Einige Auszüge aus der Rede:

… Wer wüsste das besser als jene Menschen, die direkt am Wasser wohnen, leben und arbeiten! Die täglich Wind und Wellen um sich haben, alle Vor- und sicher auch einige Nachteile der flüssigen Nachbarschaft spüren und damit auch philosophisch täglich die Inspiration der Worte des mutmaßlich Heraklit zugeschriebenen Textes empfinden.
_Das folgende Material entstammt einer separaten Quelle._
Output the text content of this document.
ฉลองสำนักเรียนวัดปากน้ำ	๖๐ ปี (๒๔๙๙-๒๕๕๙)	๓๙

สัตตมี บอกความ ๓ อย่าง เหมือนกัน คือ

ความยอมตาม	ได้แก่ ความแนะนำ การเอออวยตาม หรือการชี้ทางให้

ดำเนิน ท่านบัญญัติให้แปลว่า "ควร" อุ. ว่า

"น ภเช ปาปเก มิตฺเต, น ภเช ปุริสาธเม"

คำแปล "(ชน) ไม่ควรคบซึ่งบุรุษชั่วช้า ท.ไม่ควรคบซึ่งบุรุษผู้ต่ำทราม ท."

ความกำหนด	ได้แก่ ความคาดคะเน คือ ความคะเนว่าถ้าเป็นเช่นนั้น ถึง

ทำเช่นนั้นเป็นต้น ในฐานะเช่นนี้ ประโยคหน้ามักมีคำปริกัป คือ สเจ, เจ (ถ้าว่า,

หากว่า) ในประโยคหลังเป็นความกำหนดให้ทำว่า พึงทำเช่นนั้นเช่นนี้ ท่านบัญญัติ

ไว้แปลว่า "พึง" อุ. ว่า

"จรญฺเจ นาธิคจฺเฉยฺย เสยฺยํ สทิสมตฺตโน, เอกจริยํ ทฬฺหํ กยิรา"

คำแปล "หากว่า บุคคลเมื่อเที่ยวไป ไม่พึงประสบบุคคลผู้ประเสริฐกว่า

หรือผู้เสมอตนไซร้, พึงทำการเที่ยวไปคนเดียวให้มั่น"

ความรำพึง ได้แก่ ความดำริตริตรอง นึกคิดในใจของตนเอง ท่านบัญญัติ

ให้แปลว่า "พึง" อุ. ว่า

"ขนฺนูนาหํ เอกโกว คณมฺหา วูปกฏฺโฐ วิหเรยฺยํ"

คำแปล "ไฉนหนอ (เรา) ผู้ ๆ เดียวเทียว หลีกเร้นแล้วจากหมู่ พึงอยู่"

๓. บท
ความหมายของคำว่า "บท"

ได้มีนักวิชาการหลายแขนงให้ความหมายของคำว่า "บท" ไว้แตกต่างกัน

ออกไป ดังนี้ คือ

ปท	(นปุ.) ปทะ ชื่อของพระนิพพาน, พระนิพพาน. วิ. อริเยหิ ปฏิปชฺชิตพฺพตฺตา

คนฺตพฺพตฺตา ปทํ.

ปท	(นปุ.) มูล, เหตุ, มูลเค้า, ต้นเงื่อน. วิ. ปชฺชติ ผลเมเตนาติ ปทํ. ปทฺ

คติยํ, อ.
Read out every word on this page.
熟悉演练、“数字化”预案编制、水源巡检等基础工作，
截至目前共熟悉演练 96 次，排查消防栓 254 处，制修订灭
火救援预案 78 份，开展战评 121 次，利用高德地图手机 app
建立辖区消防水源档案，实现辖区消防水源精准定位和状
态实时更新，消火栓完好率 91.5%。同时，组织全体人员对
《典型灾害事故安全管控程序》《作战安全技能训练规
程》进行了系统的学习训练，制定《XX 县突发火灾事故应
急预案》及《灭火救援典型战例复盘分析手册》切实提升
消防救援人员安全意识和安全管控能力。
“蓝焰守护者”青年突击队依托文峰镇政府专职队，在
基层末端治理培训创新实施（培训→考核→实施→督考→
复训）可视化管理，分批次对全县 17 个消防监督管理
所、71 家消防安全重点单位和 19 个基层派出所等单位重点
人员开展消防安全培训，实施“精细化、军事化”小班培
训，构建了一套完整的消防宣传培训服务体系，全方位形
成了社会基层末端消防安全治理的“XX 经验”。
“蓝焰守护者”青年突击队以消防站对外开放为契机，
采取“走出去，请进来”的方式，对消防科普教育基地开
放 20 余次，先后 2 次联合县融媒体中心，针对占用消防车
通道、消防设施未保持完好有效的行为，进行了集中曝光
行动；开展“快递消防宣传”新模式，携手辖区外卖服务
Zu den grundlegenden Erkenntnissen in Verbindung mit dem „panta rhei“ gehören wohl insbesondere drei Gedanken, die den sogenannten Vorsokratikern zugeschrieben werden:

  1. „Wer in denselben Fluss steigt, dem fließt anderes und wieder anderes Wasser zu.“
  2. „Wir steigen in denselben Fluss und doch nicht in denselben, wir sind es und wir sind es nicht.“
  3. „Man kann nicht zweimal in denselben Fluss steigen.“

Natürlich ist es der große Goethe, der uns wortgewandt eine lyrische Interpretation liefert:

„Gleich mit jedem Regengusse
Ändert sich dein holdes Tal
Ach, und in demselben Flusse
Schwimmst du nicht zum zweitenmal“

Und in seinem Gedicht „Eins und Alles“ finden wir endlich genauere Anweisungen zur Gestaltung eines Chorfestes nach dem Motto des „Alles fließt“:

„Es soll sich regen, schaffend handeln
Erst sich gestalten, dann verwandeln
Nur scheinbar stehts Momente still
Das Ewige regt sich fort in allen
Denn alles muß in Nichts zerfallen
Wenn es im Sein beharren will“

Als wir in Vorbereitung des ursprünglich für 2021 geplanten 20. Deutschen Chorfestivals bereits 2018 unser Motto suchten, war es nach meiner Erinnerung die Idee unseres hochgeschätzten Kollegen und Vorsitzenden des Künstlerischen Beirates des VDKC, Professor Jürgen Budday, lebhaft assistiert vom in Schleswig-Holstein geborenen Hayko Siemens, und auch dessen ehemaliger Lehrer Hans Gebhard, dessen wir an dieser Stelle in großer Dankbarkeit gedenken, hat es unterstützt. Wir konnten nicht ahnen, wie viel dramatisches Potenzial der Wahlspruch auch haben kann. Das, was da in mehr als zweijähriger Vorbereitung sich geregt, gestaltet und schaffend gehandelt hatte, zerfiel nach dem ersten Corona-Lockdown buchstäblich in Nichts.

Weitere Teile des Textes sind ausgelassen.